Another factor is the ability to be on the outside, to be the one who is different, and to be the one who most people, at least in the United States, aren’t comfortable with. If you are an atheist sitting in a pew and have never told anyone, you are hardly going to convince another woman to leave the church. You are even less likely to take an active role in an atheist organization. It’s not easy getting the stares and comments when you announce you are an atheist. For some atheists, like ex-Muslim Ayaan Hirsi Ali, there are even threats to their lives. It is also not easy to take on the role of an outspoken atheist if you don’t already have a platform. When I wrote my first book, I had never participated in an atheist organization and had never published a book. I can assure you that it is an uphill battle.
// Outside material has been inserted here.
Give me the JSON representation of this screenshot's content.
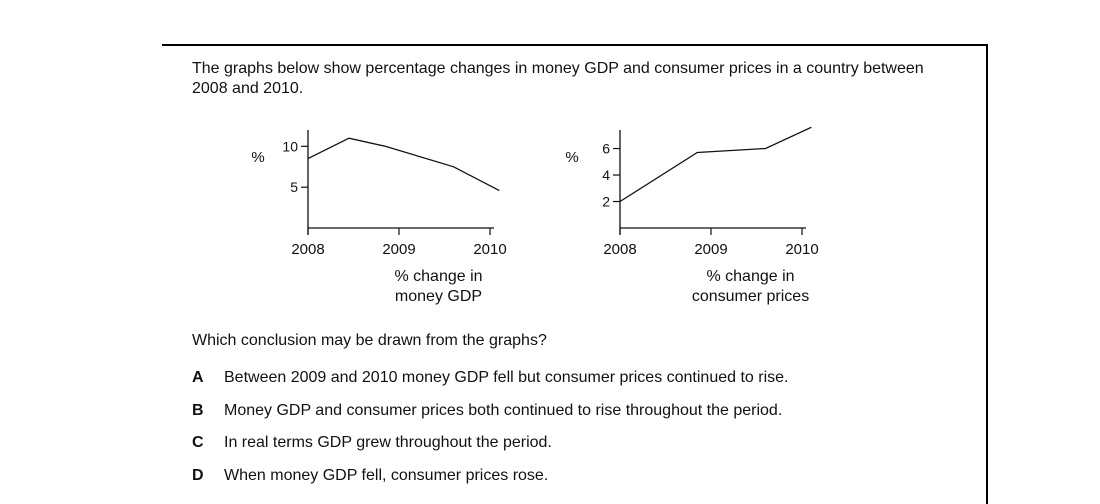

Leadership also plays a role. Let’s face it, with only 5% of CEOs of Fortune 500 companies headed by women and no woman president… yet, women are not always seen as the ones to stick their necks out and take the plunge. I remember an incident that occurred when I was in graduate school at the University of Wisconsin, Madison. The Teaching Assistants were an organized local of the American Federation of Teachers when we went on strike against the University. During the strike, the women teaching assistants announced a meeting of women TA’s. During that meeting, a woman stood up and said, “We need to pick a spokesperson to represent us at the membership meetings.” I was astounded and answered, “Do you think the guys are picking spokespersons? We ALL need to speak up at the meetings and share our views, just like the guys.” Here was a highly-educated set of women who just didn’t get it. Yes, it was a long time ago, but life hasn’t changed that much.

Finally, many church communities provide a social safety net for members of their congregation. Sikivu Hutchinson has written extensively about this issue in her book, Moral Combat, as well as other works. According to research by the Washington Post-Kaiser Family Foundation, 87% of African-American women said that religion was “very important” in their lives. That compares to 79% of African-American men, 66% of white women, and 51% of white men.[6] When the parents of an African-American decide not to take their children to church, Hutchinson notes that “female relatives and neighbors often volunteer to escort children of non-practicing parents to church.”[7] Stressing the support the church communities often provide to families, she states, “With blacks comprising 25% of the nation’s poor, only economic justice can truly redress the cult of religiosity in African American communities.”[8]

These are just a few of the reasons that men outnumber women in the atheist “movement.” But we can overcome these obstacles and create a more balanced voice for atheism. Wendy Marsman has started a podcast, Women Beyond Belief. She interviews women who have left religion. If you are a woman atheist, please consider speaking to her. She can be contacted at www.womenbeyondbelief.com. The more voices we have the more likely we are to attract more women. Remember, Rome wasn’t built in a day.